A Freedom of Information (FOI) request has revealed that the Welsh government has broken data protection laws over 300 times in under three years.
The data breaches in question, all of which have occurred since 2019, include several involving “personal sensitive data” and criminal allegations. In addition, several of the data breaches were found to have originated from a “secure” Welsh government website.
Among the over 300 breaches were 11 that were referred to the Information Commissioner’s Office (ICO).
- In August 2019, a prisoner was sent a court report relating to a different family.
- In August and September 2019, personal data and criminal allegations were published on the Welsh Planning Inspectorate’s appeals portal.

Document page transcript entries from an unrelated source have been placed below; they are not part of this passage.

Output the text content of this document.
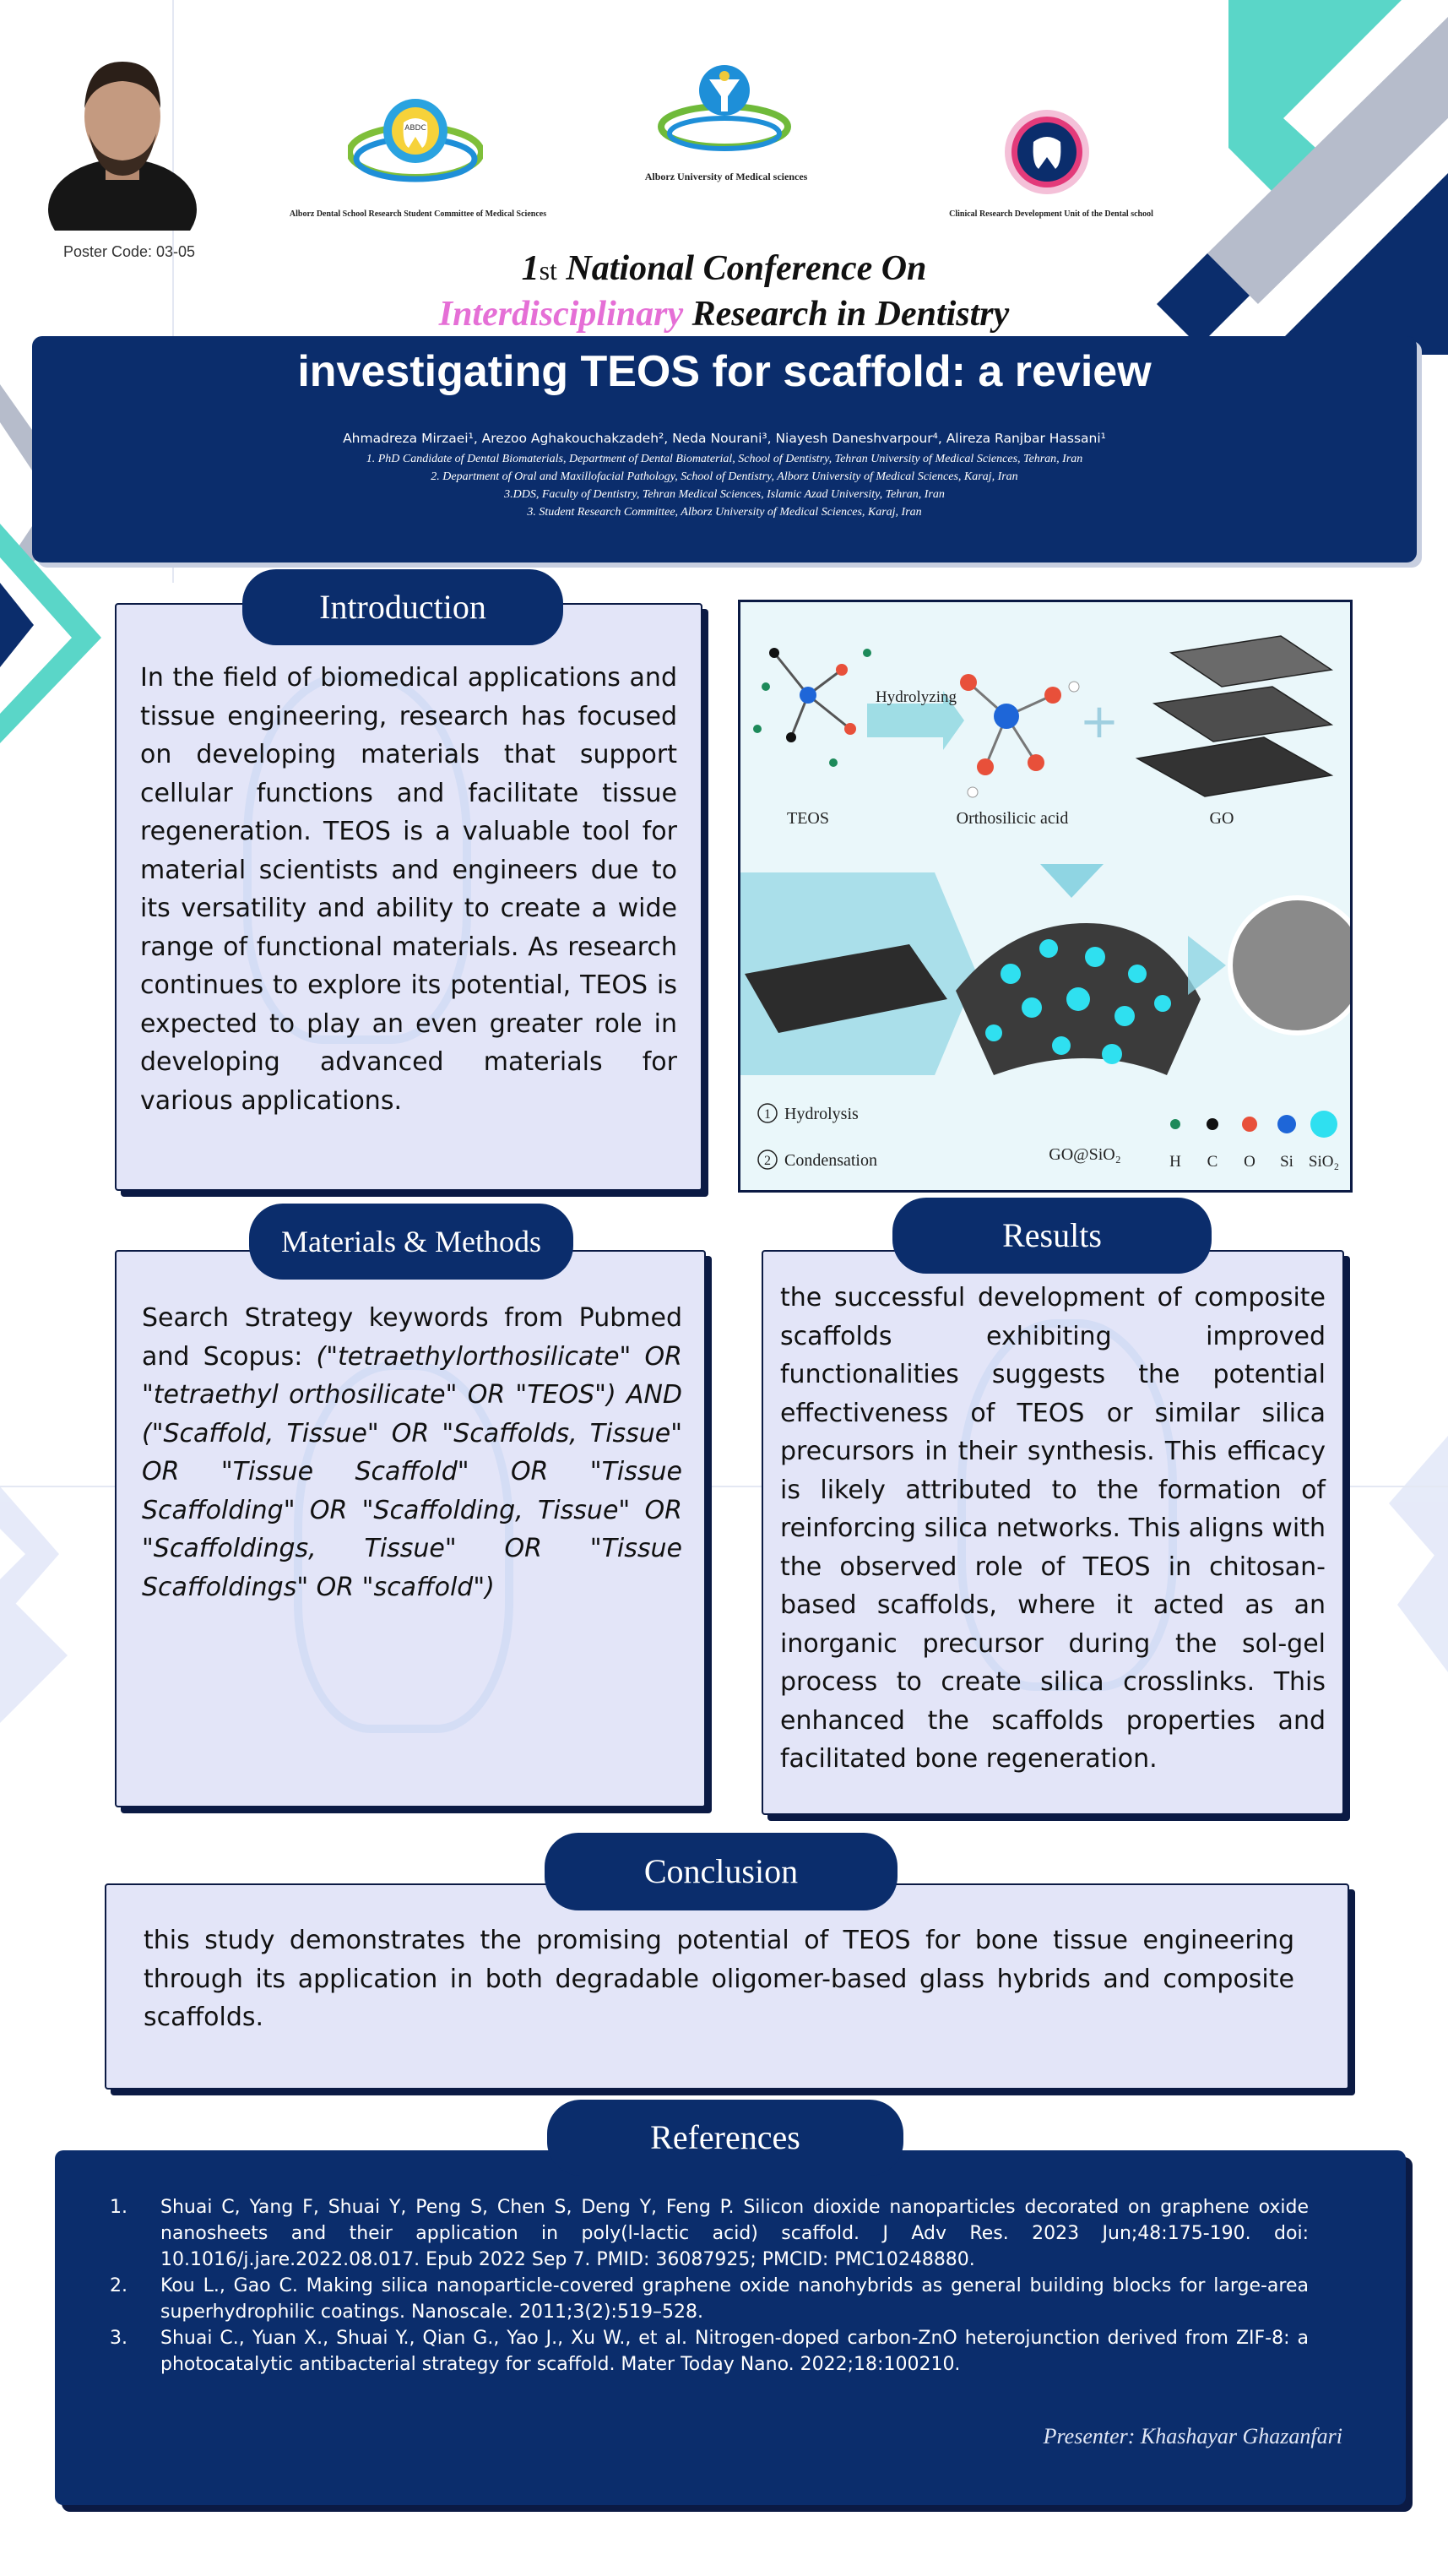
Poster Code: 03-05
ABDC
Alborz Dental School Research Student Committee of Medical Sciences
Alborz University of Medical sciences
Clinical Research Development Unit of the Dental school
1st National Conference On
Interdisciplinary Research in Dentistry
investigating TEOS for scaffold: a review
Ahmadreza Mirzaei¹, Arezoo Aghakouchakzadeh², Neda Nourani³, Niayesh Daneshvarpour⁴, Alireza Ranjbar Hassani¹
1. PhD Candidate of Dental Biomaterials, Department of Dental Biomaterial, School of Dentistry, Tehran University of Medical Sciences, Tehran, Iran
2. Department of Oral and Maxillofacial Pathology, School of Dentistry, Alborz University of Medical Sciences, Karaj, Iran
3.DDS, Faculty of Dentistry, Tehran Medical Sciences, Islamic Azad University, Tehran, Iran
3. Student Research Committee, Alborz University of Medical Sciences, Karaj, Iran
Introduction
In the field of biomedical applications and tissue engineering, research has focused on developing materials that support cellular functions and facilitate tissue regeneration. TEOS is a valuable tool for material scientists and engineers due to its versatility and ability to create a wide range of functional materials. As research continues to explore its potential, TEOS is expected to play an even greater role in developing advanced materials for various applications.
TEOS
Hydrolyzing
Orthosilicic acid
+
GO
1 Hydrolysis
2 Condensation	GO@SiO₂	H C O Si SiO₂
Materials & Methods
Search Strategy keywords from Pubmed and Scopus: ("tetraethylorthosilicate" OR "tetraethyl orthosilicate" OR "TEOS") AND ("Scaffold, Tissue" OR "Scaffolds, Tissue" OR "Tissue Scaffold" OR "Tissue Scaffolding" OR "Scaffolding, Tissue" OR "Scaffoldings, Tissue" OR "Tissue Scaffoldings" OR "scaffold")
Results
the successful development of composite scaffolds exhibiting improved functionalities suggests the potential effectiveness of TEOS or similar silica precursors in their synthesis. This efficacy is likely attributed to the formation of reinforcing silica networks. This aligns with the observed role of TEOS in chitosan-based scaffolds, where it acted as an inorganic precursor during the sol-gel process to create silica crosslinks. This enhanced the scaffolds properties and facilitated bone regeneration.
Conclusion
this study demonstrates the promising potential of TEOS for bone tissue engineering through its application in both degradable oligomer-based glass hybrids and composite scaffolds.
References
1.	Shuai C, Yang F, Shuai Y, Peng S, Chen S, Deng Y, Feng P. Silicon dioxide nanoparticles decorated on graphene oxide nanosheets and their application in poly(l-lactic acid) scaffold. J Adv Res. 2023 Jun;48:175-190. doi: 10.1016/j.jare.2022.08.017. Epub 2022 Sep 7. PMID: 36087925; PMCID: PMC10248880.
2.	Kou L., Gao C. Making silica nanoparticle-covered graphene oxide nanohybrids as general building blocks for large-area superhydrophilic coatings. Nanoscale. 2011;3(2):519–528.
3.	Shuai C., Yuan X., Shuai Y., Qian G., Yao J., Xu W., et al. Nitrogen-doped carbon-ZnO heterojunction derived from ZIF-8: a photocatalytic antibacterial strategy for scaffold. Mater Today Nano. 2022;18:100210.
Presenter: Khashayar Ghazanfari
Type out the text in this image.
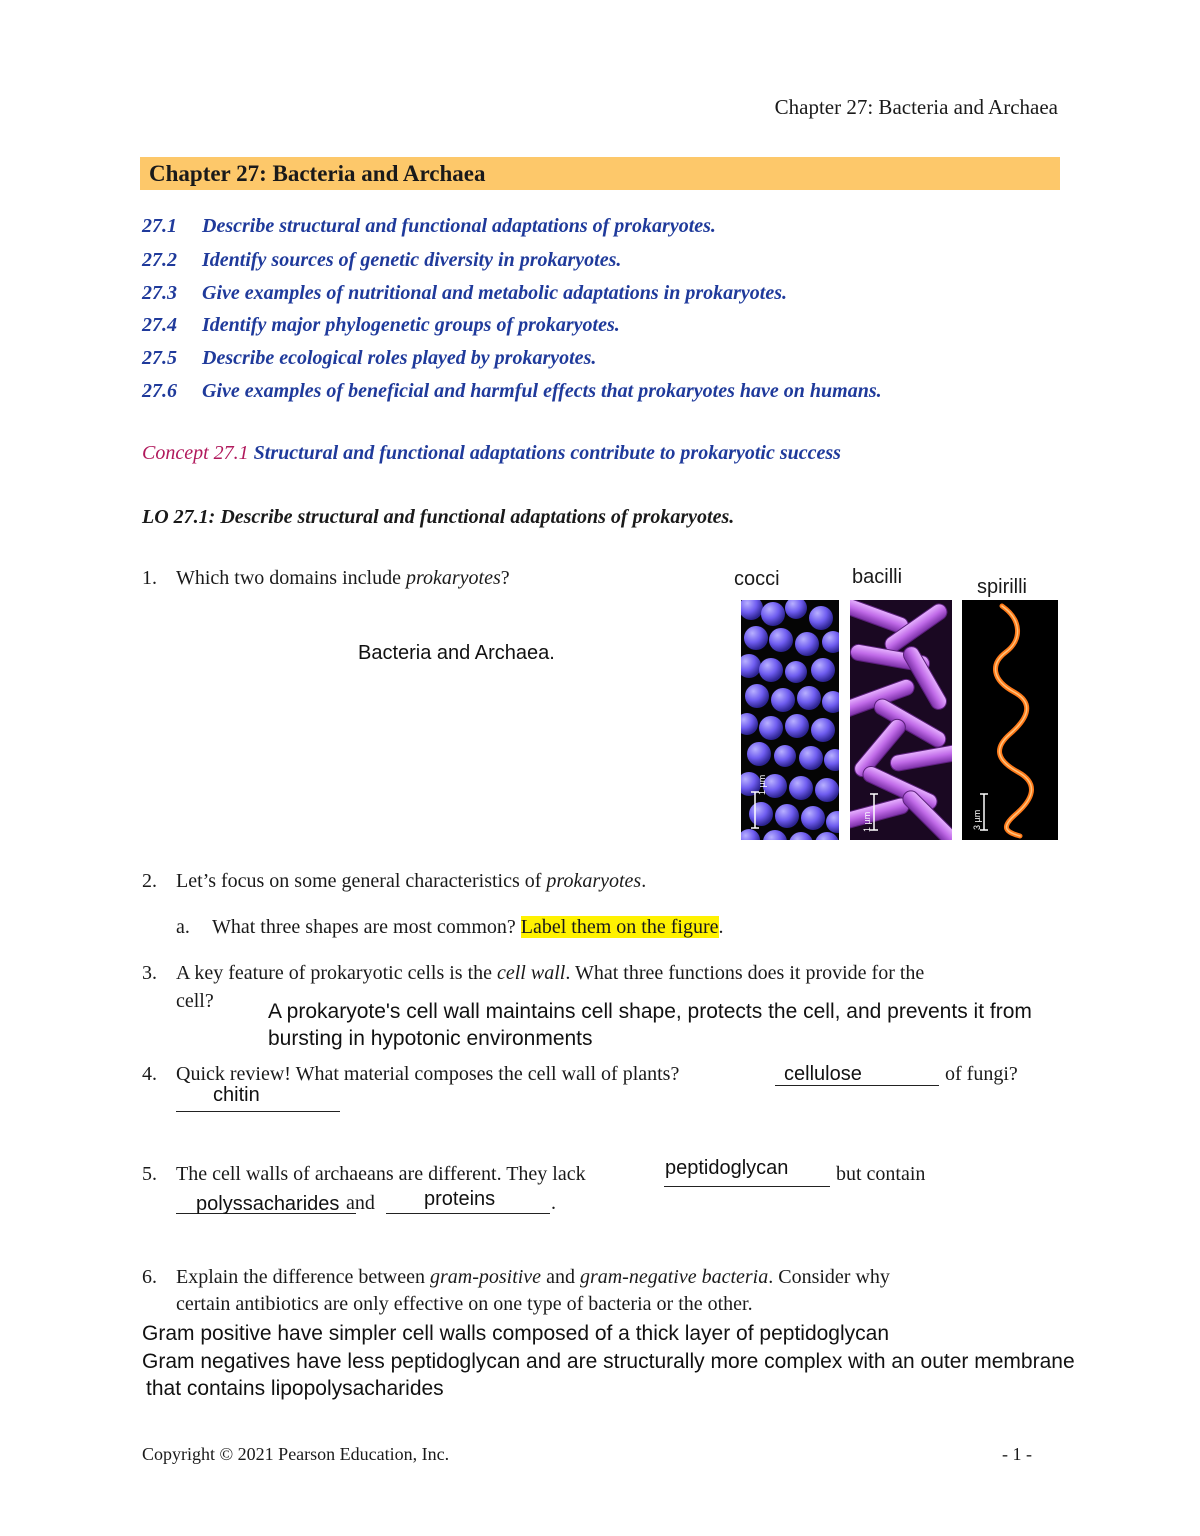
Chapter 27: Bacteria and Archaea
Chapter 27: Bacteria and Archaea
27.1 Describe structural and functional adaptations of prokaryotes.
27.2 Identify sources of genetic diversity in prokaryotes.
27.3 Give examples of nutritional and metabolic adaptations in prokaryotes.
27.4 Identify major phylogenetic groups of prokaryotes.
27.5 Describe ecological roles played by prokaryotes.
27.6 Give examples of beneficial and harmful effects that prokaryotes have on humans.
Concept 27.1 Structural and functional adaptations contribute to prokaryotic success
LO 27.1: Describe structural and functional adaptations of prokaryotes.
1. Which two domains include prokaryotes?
Bacteria and Archaea.
cocci	bacilli	spirilli
1 µm
1 µm	3 µm
2. Let’s focus on some general characteristics of prokaryotes.
a. What three shapes are most common? Label them on the figure.
3. A key feature of prokaryotic cells is the cell wall. What three functions does it provide for the
cell?	A prokaryote's cell wall maintains cell shape, protects the cell, and prevents it from
bursting in hypotonic environments
4. Quick review! What material composes the cell wall of plants?	cellulose	of fungi?
chitin
5. The cell walls of archaeans are different. They lack	peptidoglycan but contain
polyssacharides and proteins	.
6. Explain the difference between gram-positive and gram-negative bacteria. Consider why
certain antibiotics are only effective on one type of bacteria or the other.
Gram positive have simpler cell walls composed of a thick layer of peptidoglycan
Gram negatives have less peptidoglycan and are structurally more complex with an outer membrane
that contains lipopolysacharides
Copyright © 2021 Pearson Education, Inc.	- 1 -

- In March 2021, a safeguarding enquiries court report containing personal and sensitive data was emailed out in error.
- A Welsh government sub-contractor emailed a form containing sensitive information about an individual to 26 people in the same month.
- In August 2021, a care home inspection report containing personal and sensitive data was published on the Care Inspectorate Wales website.
Such was the sensitivity of the data included in these breaches that in three cases, Cifas offered the individuals concerned protection, flagging their details in the National Fraud Database to highlight they’re at risk of identity fraud. While such a step is positive in preventing fraud and financial loss, it also means the individuals concerned would likely have faced further checks and a more protracted process if they applied for credit.
Government staff disciplined and retrained
The Welsh government employs around 5,500 full-time equivalent people. Thirty-three were referred to the Welsh government’s human resources department following a data breach, with varying levels of action taken. The Welsh government also told around 60 staff to repeat data protection training.
The Welsh government has disclosed that it has reviewed and updated desk instructions and some policy documents and guidelines following these data breaches. In addition, some team members were reportedly told not to use email auto-fill functions, which may lead to emails and data being sent to people in error.
The BBC reported a Welsh government statement as saying that all breaches were “reported, recorded and acted upon, no matter how small, with very few meeting the criteria for reporting to the ICO despite the level of personal data processing undertaken by the Welsh government.”
Meanwhile, the ICO said: “Not all data breaches need to be reported to the ICO. The organisation must assess the seriousness of the incident and whether it poses any risk to the rights and freedoms of people. If they decide not to report it, they must be able to say why.
“People have the right to expect that organisations will handle their personal information securely, when that doesn’t happen, they should contact the organisation first, if they are still not satisfied, they can come to us.”